Надо сказать, артисты Константина Райкина не изменяют себе – и запускают в спектакль «хулиганское лицедейство». Мелкие бесы, все эти медсестры и медбратья, играют не только в хоррор. Уже как пациенты (псих)лечебницы, откуда не выписывают, они могут и пантомиму разыграть, не хуже цирковых артистов, – попрыскаться из пульверизаторов и голову освежить (себе, а заодно и зрителям). Пафос сбить, внести разрядку. А могут и потустороннюю красоту запустить в зал: после антракта все замирают оттого, что над головами летают то ли безутешные, не принятые небом души, то ли духи, которыми «дирижирует» Мефистофель – уже весь в белом (претензии падшего ангела на роль демиурга дают о себе знать, но это только шоу, рассчитанное на вау-эффект).
Философия шедевра Гёте и здесь, к сожалению, уходит в тень, терпеливо ждет, когда же «тестирование» человеческой природы выведет на обобщения… Но спектакль продолжает держаться за Гретхен.
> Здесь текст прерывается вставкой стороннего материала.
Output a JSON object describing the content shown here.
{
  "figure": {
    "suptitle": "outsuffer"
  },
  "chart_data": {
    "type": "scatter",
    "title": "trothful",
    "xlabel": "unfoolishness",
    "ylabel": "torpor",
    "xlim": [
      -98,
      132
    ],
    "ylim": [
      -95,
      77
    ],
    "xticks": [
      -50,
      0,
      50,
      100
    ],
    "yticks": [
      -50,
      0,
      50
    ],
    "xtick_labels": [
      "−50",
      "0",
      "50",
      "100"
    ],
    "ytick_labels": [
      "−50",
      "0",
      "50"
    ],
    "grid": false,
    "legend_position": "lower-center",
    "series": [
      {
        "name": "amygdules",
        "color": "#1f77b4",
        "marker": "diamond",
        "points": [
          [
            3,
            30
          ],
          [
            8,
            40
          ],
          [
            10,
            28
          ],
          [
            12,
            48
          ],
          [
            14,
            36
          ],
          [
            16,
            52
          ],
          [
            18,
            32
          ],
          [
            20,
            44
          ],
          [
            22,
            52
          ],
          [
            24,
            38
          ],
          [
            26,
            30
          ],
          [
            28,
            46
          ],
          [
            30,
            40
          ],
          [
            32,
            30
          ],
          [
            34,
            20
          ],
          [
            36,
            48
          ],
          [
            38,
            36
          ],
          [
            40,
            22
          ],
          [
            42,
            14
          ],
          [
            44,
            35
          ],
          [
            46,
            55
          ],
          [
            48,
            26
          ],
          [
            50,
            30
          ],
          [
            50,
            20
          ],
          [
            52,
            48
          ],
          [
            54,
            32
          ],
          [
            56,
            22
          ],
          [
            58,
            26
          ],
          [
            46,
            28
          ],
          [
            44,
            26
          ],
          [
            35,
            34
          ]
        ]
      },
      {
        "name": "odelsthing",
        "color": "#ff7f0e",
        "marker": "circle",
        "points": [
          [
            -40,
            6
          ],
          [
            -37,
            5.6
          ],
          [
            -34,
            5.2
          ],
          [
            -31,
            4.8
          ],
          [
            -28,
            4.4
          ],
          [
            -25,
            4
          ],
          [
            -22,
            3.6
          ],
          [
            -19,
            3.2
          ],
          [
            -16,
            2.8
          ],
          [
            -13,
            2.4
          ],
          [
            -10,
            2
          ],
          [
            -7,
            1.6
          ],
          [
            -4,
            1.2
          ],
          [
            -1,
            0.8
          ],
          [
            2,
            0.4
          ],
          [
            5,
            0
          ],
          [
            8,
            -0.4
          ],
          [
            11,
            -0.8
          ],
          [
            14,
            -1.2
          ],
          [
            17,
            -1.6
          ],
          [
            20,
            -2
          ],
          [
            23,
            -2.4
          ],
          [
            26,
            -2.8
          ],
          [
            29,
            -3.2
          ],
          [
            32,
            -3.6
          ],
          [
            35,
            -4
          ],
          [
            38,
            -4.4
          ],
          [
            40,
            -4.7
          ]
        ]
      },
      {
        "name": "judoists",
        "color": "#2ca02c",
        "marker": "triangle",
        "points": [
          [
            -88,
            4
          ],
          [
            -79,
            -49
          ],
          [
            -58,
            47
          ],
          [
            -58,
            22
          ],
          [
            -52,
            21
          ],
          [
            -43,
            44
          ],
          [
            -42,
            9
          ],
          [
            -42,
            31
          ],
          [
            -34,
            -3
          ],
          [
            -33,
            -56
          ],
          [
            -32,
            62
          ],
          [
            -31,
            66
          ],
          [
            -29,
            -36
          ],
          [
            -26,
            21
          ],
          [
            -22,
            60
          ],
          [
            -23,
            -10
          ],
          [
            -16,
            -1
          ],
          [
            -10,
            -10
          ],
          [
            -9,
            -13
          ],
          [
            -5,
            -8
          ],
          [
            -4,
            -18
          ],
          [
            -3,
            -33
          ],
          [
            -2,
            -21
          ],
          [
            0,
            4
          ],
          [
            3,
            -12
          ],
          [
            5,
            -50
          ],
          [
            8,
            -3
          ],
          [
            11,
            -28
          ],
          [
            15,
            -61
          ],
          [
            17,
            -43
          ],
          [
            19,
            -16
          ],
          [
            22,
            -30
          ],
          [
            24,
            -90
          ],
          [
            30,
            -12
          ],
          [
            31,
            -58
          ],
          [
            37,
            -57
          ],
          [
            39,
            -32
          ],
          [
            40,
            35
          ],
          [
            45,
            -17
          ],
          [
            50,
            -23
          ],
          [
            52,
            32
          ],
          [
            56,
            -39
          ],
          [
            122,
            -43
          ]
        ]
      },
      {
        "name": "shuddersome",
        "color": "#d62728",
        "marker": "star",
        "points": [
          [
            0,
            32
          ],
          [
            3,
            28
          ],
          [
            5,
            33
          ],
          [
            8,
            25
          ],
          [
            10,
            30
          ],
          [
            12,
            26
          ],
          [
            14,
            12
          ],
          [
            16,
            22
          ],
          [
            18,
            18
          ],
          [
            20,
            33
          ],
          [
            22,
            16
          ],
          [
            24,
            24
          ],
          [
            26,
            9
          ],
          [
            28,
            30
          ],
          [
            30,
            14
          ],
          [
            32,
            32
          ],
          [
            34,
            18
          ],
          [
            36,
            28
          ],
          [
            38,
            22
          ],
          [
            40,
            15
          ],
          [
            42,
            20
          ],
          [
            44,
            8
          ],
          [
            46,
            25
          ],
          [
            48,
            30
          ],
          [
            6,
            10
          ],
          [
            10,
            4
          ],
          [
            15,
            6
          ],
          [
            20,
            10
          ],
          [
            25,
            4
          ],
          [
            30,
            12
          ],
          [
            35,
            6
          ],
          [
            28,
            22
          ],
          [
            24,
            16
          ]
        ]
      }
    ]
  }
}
Сцена её спасения – вопреки всему – еще одна несомненная удача спектакля. Здесь работает и точная рифма – ключи от тюремной камеры она раз за разом отбрасывает, как платок на первой встрече с Фаустом; и интонация невидимого Бога (голос Константина Райкина), который как будто сам от себя не ожидал решения снять всю тяжесть грехов с этой души, упавшей так низко – и вознесшейся так высоко. Не ожидал такой безропотности, не человеческой – ангельской, по сути. Абсолютной.
«Прозрение Мефистофеля»
Фауст к финалу спектакля, и своей жизни, превращается в памятник самому себе, в гипсовую статую великого реформатора, одержимого идеей всеобщего счастья, идеального социального устройства. Проект, невозможный без человеческих жертв. Двое старичков не соглашаются на переезд, мешают «генплану» – и домик их горит… Но это испытание – не менее значимое, чем пожар в крови – дается скороговоркой, впроброс. Так что не знакомые с текстом Гёте (или его подзабывшие) вряд ли поймут, в чем суть, почему же Фауст опять ослеп…
Прозрение здесь дано Мефистофелю, духу отрицания, по сути, второй, темной стороне Фауста: под конец он выползает на сцену с голыми, колом вставшими лопатками – и окровавленными следами от выпавших крыльев. Поверженный, проигравший вчистую. От самоуверенности «конферансье» в черном кожаном плаще не остается и следа.
На уходящих к слепящему божественному свету Гретхен и Фауста он смотрит так, что очевидно: способности Гретхен всё понять, принять и всё простить он сдался, по-человечески прижавшись щекой к её ладони, – и итог эксперимента с человеческой душой понял предельно точно.